Iemand bijvoorbeeld voor twee jaar uitsluiten van bemiddeling naar werk ‘om aan problemen te werken’ of ‘om vaardigheden te ontwikkelen’ betekent zeer waarschijnlijk dat de kansen op het vinden van werk nog kleiner worden, gegeven het feit dat werkloosheidsduur een eigen invloed heeft op baanvindkansen. Bovendien betekent deze praktijk dat grote groepen bijstandsontvangers de facto worden ‘opgegeven’ voor de arbeidsmarkt, zonder dat het formele beleid dit erkent en afziet van verdere verplichtingen voor deze groep. Het categoriseren volgens ‘afstand tot de arbeidsmarkt’ wordt zo een selffulfilling prophecy ten nadele van de meest kwetsbare groepen.
Alternatief: arbeidsmarktkans
Is er een alternatief voor dit begrip? Ik denk het wel, namelijk het uit de wereld van onderzoek en statistiek bekende, aloude begrip ‘arbeidsmarktkans’. Iedereen heeft een bepaalde kans om werk te vinden, werk te behouden of werk weer kwijt te raken. Deze kans is geen vast gegeven, maar verandert door de tijd heen, onder invloed van de vraag naar werk, van eigen inspanningen, levensloop, wensen en mogelijkheden, beschikbare ondersteuning, toeval, pech en geluk.
Deze kans kan op elk willekeurig moment groot of klein zijn en door de tijd heen veranderen. Arbeidsmarktkansen zijn - in tegenstelling tot afstand tot de arbeidsmarkt - in principe te meten met een zekere mate van betrouwbaarheid en actualiteitswaarde, die met de verwachte toename van meer en betere data verder zullen toenemen.
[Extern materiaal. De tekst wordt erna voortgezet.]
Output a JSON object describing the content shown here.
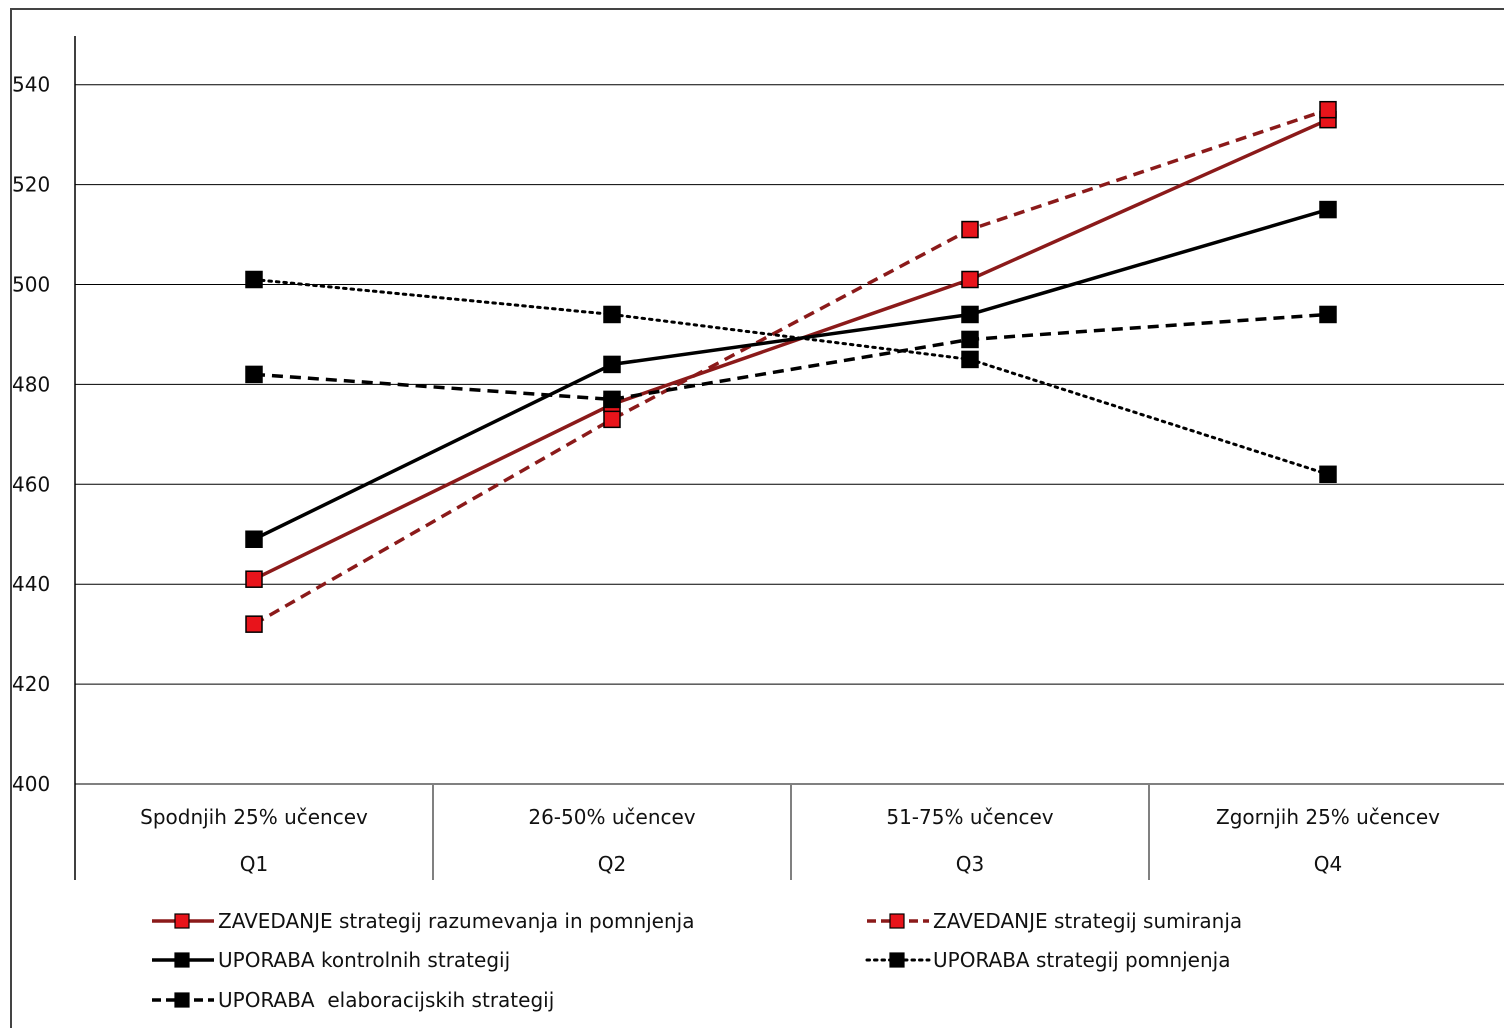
{
  "chart_data": {
    "type": "line",
    "title": "",
    "xlabel": "",
    "ylabel": "",
    "ylim": [
      400,
      550
    ],
    "yticks": [
      400,
      420,
      440,
      460,
      480,
      500,
      520,
      540
    ],
    "grid": true,
    "legend_position": "bottom",
    "categories": [
      {
        "label": "Spodnjih 25% učencev",
        "group": "Q1"
      },
      {
        "label": "26-50% učencev",
        "group": "Q2"
      },
      {
        "label": "51-75% učencev",
        "group": "Q3"
      },
      {
        "label": "Zgornjih 25% učencev",
        "group": "Q4"
      }
    ],
    "series": [
      {
        "name": "ZAVEDANJE strategij razumevanja in pomnjenja",
        "values": [
          441,
          476,
          501,
          533
        ],
        "color": "#8b1a1a",
        "marker_color": "#e8141b",
        "dash": "solid"
      },
      {
        "name": "ZAVEDANJE strategij sumiranja",
        "values": [
          432,
          473,
          511,
          535
        ],
        "color": "#8b1a1a",
        "marker_color": "#e8141b",
        "dash": "dashed"
      },
      {
        "name": "UPORABA kontrolnih strategij",
        "values": [
          449,
          484,
          494,
          515
        ],
        "color": "#000000",
        "marker_color": "#000000",
        "dash": "solid"
      },
      {
        "name": "UPORABA strategij pomnjenja",
        "values": [
          501,
          494,
          485,
          462
        ],
        "color": "#000000",
        "marker_color": "#000000",
        "dash": "dotted"
      },
      {
        "name": "UPORABA  elaboracijskih strategij",
        "values": [
          482,
          477,
          489,
          494
        ],
        "color": "#000000",
        "marker_color": "#000000",
        "dash": "dashed"
      }
    ]
  }
}
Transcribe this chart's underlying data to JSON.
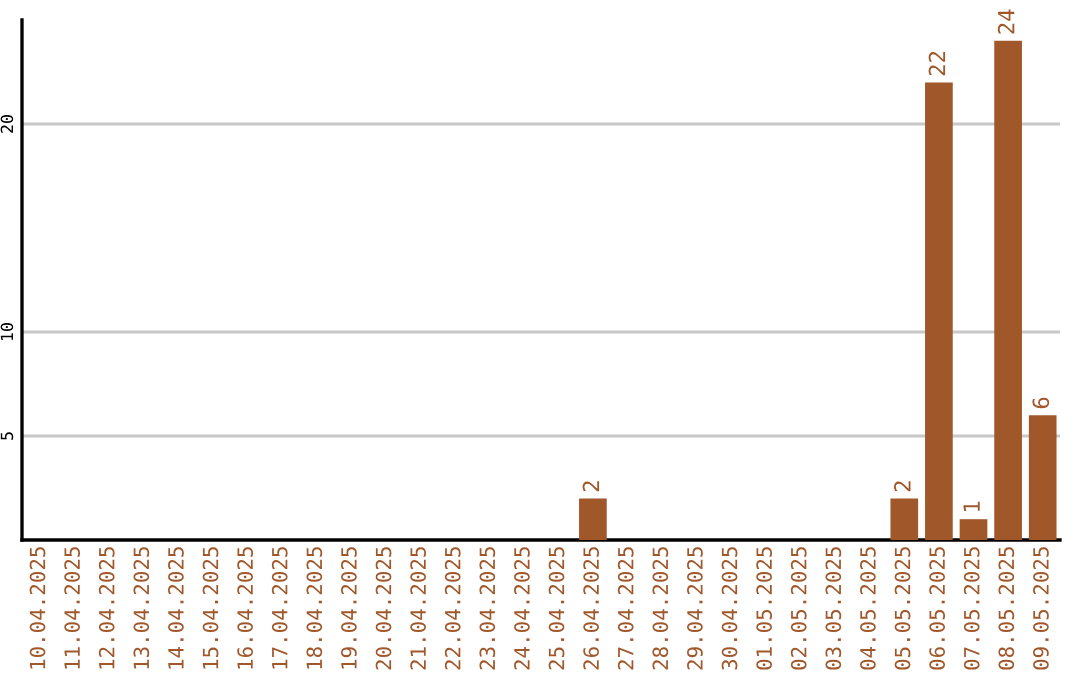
{
  "chart_data": {
    "type": "bar",
    "categories": [
      "10.04.2025",
      "11.04.2025",
      "12.04.2025",
      "13.04.2025",
      "14.04.2025",
      "15.04.2025",
      "16.04.2025",
      "17.04.2025",
      "18.04.2025",
      "19.04.2025",
      "20.04.2025",
      "21.04.2025",
      "22.04.2025",
      "23.04.2025",
      "24.04.2025",
      "25.04.2025",
      "26.04.2025",
      "27.04.2025",
      "28.04.2025",
      "29.04.2025",
      "30.04.2025",
      "01.05.2025",
      "02.05.2025",
      "03.05.2025",
      "04.05.2025",
      "05.05.2025",
      "06.05.2025",
      "07.05.2025",
      "08.05.2025",
      "09.05.2025"
    ],
    "values": [
      0,
      0,
      0,
      0,
      0,
      0,
      0,
      0,
      0,
      0,
      0,
      0,
      0,
      0,
      0,
      0,
      2,
      0,
      0,
      0,
      0,
      0,
      0,
      0,
      0,
      2,
      22,
      1,
      24,
      6
    ],
    "value_labels": [
      null,
      null,
      null,
      null,
      null,
      null,
      null,
      null,
      null,
      null,
      null,
      null,
      null,
      null,
      null,
      null,
      "2",
      null,
      null,
      null,
      null,
      null,
      null,
      null,
      null,
      "2",
      "22",
      "1",
      "24",
      "6"
    ],
    "color": "#a0572a",
    "ylim": [
      0,
      25
    ],
    "yticks": [
      5,
      10,
      20
    ],
    "grid": "y"
  }
}
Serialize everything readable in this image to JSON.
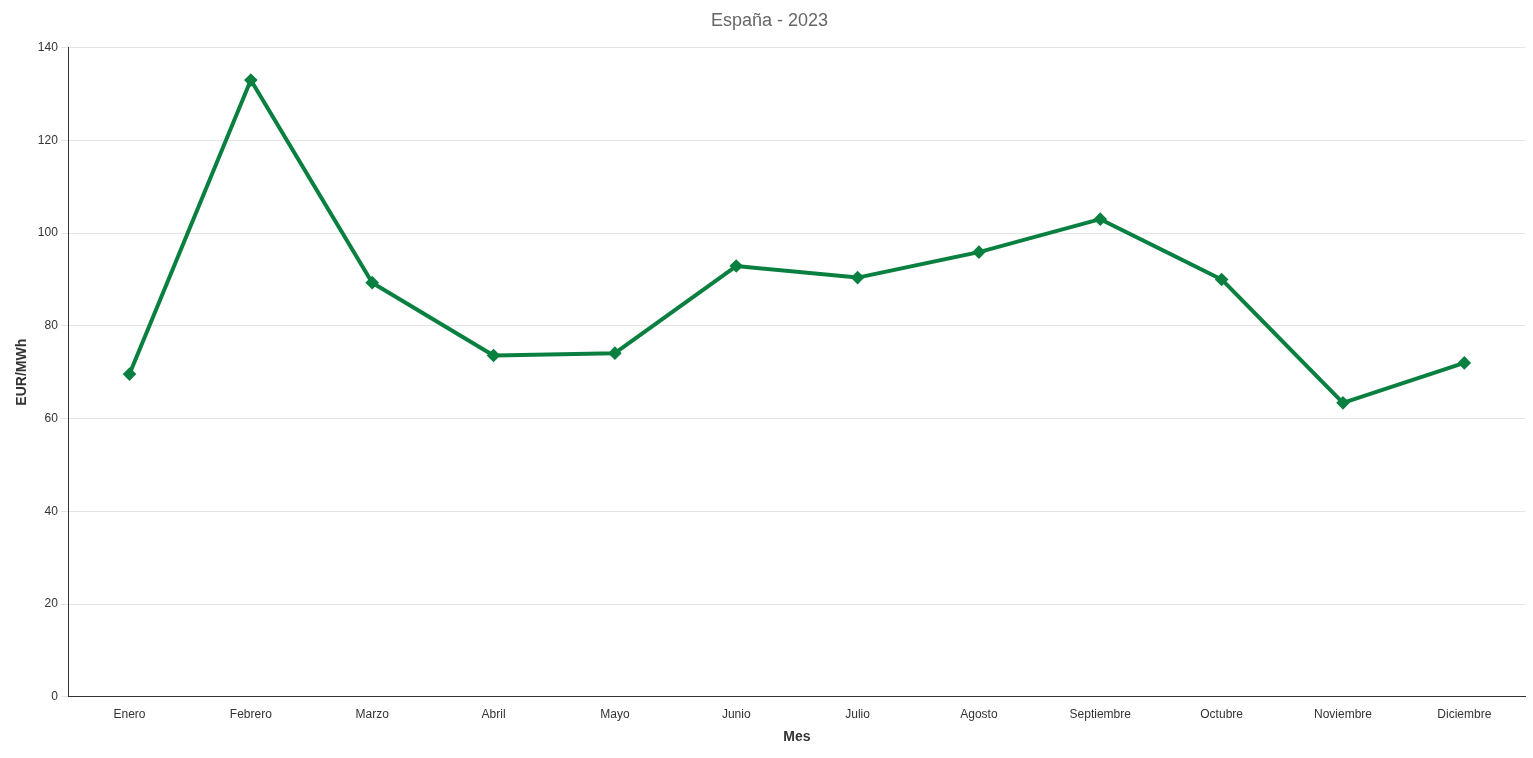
{
  "chart_data": {
    "type": "line",
    "title": "España - 2023",
    "xlabel": "Mes",
    "ylabel": "EUR/MWh",
    "categories": [
      "Enero",
      "Febrero",
      "Marzo",
      "Abril",
      "Mayo",
      "Junio",
      "Julio",
      "Agosto",
      "Septiembre",
      "Octubre",
      "Noviembre",
      "Diciembre"
    ],
    "series": [
      {
        "color": "#0a8040",
        "values": [
          69.6,
          133,
          89.3,
          73.6,
          74.1,
          92.9,
          90.4,
          95.9,
          103,
          90,
          63.4,
          72
        ]
      }
    ],
    "ylim": [
      0,
      140
    ],
    "yticks": [
      0,
      20,
      40,
      60,
      80,
      100,
      120,
      140
    ],
    "grid": "y",
    "legend": false,
    "marker": "diamond",
    "line_style": "solid"
  }
}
Mijn voorstel is daarom om individuele arbeidsmarktkansen weer meer bepalend te laten zijn voor de vraag welke ondersteuning bijstandsontvangers het beste kunnen ontvangen. Het doel van beleid zou kunnen zijn om die kansen te vergroten. Een kleine kans vraagt waarschijnlijk een grotere investering dan een grote kans. Of de samenleving deze investering wil doen is een politieke afweging.
Het potentieel van veel mensen is waarschijnlijk groter dan gedacht
De vraag is dan nog wel hoe investeringen voor groepen met relatief kleine kansen er het beste uit kunnen zien voor maximaal effect. Moeten ze zich richten op bijstandsontvangers zelf, of juist op werkgevers? Vergroot je kansen door inzet op motivatie en gedrag, of juist door vergroting van vaardigheden in relatie tot concrete arbeidsmarktperspectieven? Kunnen mensen met kleine kansen door kortdurende interventies hun kansen vergroten, of zijn er zoals nu gedacht wordt altijd meerjarige interventies nodig?
Ik denk dat zulke vragen nog altijd niet overtuigend beantwoord zijn, juist omdat er in de afgelopen jaren zo weinig is geprobeerd om groepen met relatief slechte kansen op de arbeidsmarkt doelgericht te ondersteunen richting werk en in contact te brengen met werkgevers. Deze groepen worden door hun ‘grote afstand tot de arbeidsmarkt’ ofwel geparkeerd, raken uit het zicht van werkgevers of komen in trajecten zonder aantoonbare arbeidsmarktrelevantie.
We weten daardoor simpelweg niet welke grenzen er zijn aan het vergroten van kansen op de arbeidsmarkt van bijstandsontvangers met lage arbeidsmarktkansen. Mijn inschatting is desalniettemin dat het potentieel van een grote groep bijstandsontvangers groter is dan vaak wordt gedacht, mits dit potentieel maar op de juiste manier wordt herkend en aangeboord en voldoende steun krijgt om tot wasdom te komen.
Paul van der Aa is lector ‘Inclusieve arbeid, kwetsbare burgers’, Kenniscentrum Talentontwikkeling bij Hogeschool Rotterdam.